The two saved logs show very extensive searches, either to download or print blogposts on the 18th April 2016, the same day that the police visited County Hall to take the chief executive's initial complaint and collect 'evidence', and again on the 22nd June 2016. This second trawl was a couple of days before police again attended County Hall to take his full detailed statement.
These searches strongly suggest that the council were involved in compiling a dossier for the police.

So, this is either an astonishing coincidence or your council tax is being used, yet again, to pursue and support the chief executive's 'private' legal manoeuvres.

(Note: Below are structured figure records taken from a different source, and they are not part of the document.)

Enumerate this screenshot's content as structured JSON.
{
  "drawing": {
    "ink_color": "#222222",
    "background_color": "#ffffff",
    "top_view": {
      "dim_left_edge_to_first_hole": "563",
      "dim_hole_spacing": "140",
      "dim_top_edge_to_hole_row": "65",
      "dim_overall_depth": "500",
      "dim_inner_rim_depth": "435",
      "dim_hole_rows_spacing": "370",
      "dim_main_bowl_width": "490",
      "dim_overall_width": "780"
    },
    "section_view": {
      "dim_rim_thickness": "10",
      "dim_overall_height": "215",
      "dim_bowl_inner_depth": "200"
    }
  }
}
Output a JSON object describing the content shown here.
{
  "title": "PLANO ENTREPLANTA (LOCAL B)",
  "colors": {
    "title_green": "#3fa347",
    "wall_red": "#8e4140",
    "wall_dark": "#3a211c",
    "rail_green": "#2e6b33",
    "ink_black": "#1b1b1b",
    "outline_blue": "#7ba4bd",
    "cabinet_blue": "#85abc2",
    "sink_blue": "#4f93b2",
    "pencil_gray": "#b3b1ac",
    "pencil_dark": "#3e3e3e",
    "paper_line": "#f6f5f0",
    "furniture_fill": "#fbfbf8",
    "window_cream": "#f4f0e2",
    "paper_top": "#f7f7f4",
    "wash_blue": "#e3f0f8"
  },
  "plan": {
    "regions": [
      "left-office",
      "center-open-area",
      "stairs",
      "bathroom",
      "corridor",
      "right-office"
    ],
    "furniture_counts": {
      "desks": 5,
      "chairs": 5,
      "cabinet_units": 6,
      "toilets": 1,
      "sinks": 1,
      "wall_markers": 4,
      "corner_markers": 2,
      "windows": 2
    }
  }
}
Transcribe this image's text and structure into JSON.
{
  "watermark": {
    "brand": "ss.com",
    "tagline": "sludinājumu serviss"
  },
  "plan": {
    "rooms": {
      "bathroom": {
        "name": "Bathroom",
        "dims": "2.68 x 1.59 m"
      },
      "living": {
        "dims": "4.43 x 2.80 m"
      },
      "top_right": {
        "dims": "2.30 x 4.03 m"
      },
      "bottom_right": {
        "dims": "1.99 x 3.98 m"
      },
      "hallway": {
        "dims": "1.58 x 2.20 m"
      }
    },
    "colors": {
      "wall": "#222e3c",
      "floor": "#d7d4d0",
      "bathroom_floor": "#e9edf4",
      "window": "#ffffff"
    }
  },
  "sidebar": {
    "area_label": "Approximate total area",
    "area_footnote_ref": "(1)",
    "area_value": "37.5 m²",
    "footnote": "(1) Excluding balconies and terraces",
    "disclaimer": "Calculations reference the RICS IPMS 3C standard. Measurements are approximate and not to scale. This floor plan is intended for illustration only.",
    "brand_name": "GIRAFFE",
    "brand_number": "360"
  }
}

As Cneifiwr recently pointed out;

'Of course, it would be outrageous to suggest that council staff and resources were used to perform work for which a solicitor would have charged a small fortune because, as the council likes to remind everyone, this is an entirely private matter between Mr James CBE and a resident.'

And as The Herald notes it would be

"wholly inappropriate for any officer to use council IT infrastructure to assist another officer in the preparation of a private legal matter, and that it would also be wholly inappropriate for any officer to ask or instruct another officer to do so"

The council failed to respond to the Herald's enquiries.

The article is not online, please click to read

4 comments:

Teifion said...

How do CCC get away with it?

Not ustice IMHO, just the boyos looking after each other

Cibwr said...

I suspect is is evidence once again that the Chief Executive is a law unto himself, I very much doubt that any elected member had any input into the matter. Which in its self is reason to sweep aside the whole structure of a Chief Executive running the council as a council manager and downgrading the position back to what it was once, County Clerk, under the control of the council rather than the extremely powerful position that it has now become. BTW this does not just apply to Carmarthen - it should apply to all councils in Wales.

Verity said...

How did local government become the monster that it now is? Many years ago I worked in the Education Dept of Pembs CC on St Thomas Green in Haverfordwest and I doubt very much if there were more than 15 to 20 people in total in that department, including clerks and typists, covering all aspects from nursery to further education. And that was pre-computerisation days. The three counties of Dyfed CC managed with one Director of Education but as soon as it reverted to three authorities, Carmarthenshire suddenly needed one Director and three Deputies with goodness knows how many heads of this and heads of that. I assume this was replicated in Pembrokeshire and Ceredigion. This expansion has never stopped so we end up with hordes of "managers" and "workers" - doing what? Any more than in the old days? It would be interesting to compare staff numbers pre-Dyfed, during Dyfed and present day.

As Cibwr says, we need to get rid of the Chief Executive title and revert to using the nomenclature of Clerk to the Council because that it was the position is. It has become a post of far too much power in the wrong hands.

Verity said...

Correction: !! "that is what the position is" - not the gobblydook "that it was the position is" that I wrote originally! Old age is catching up with me.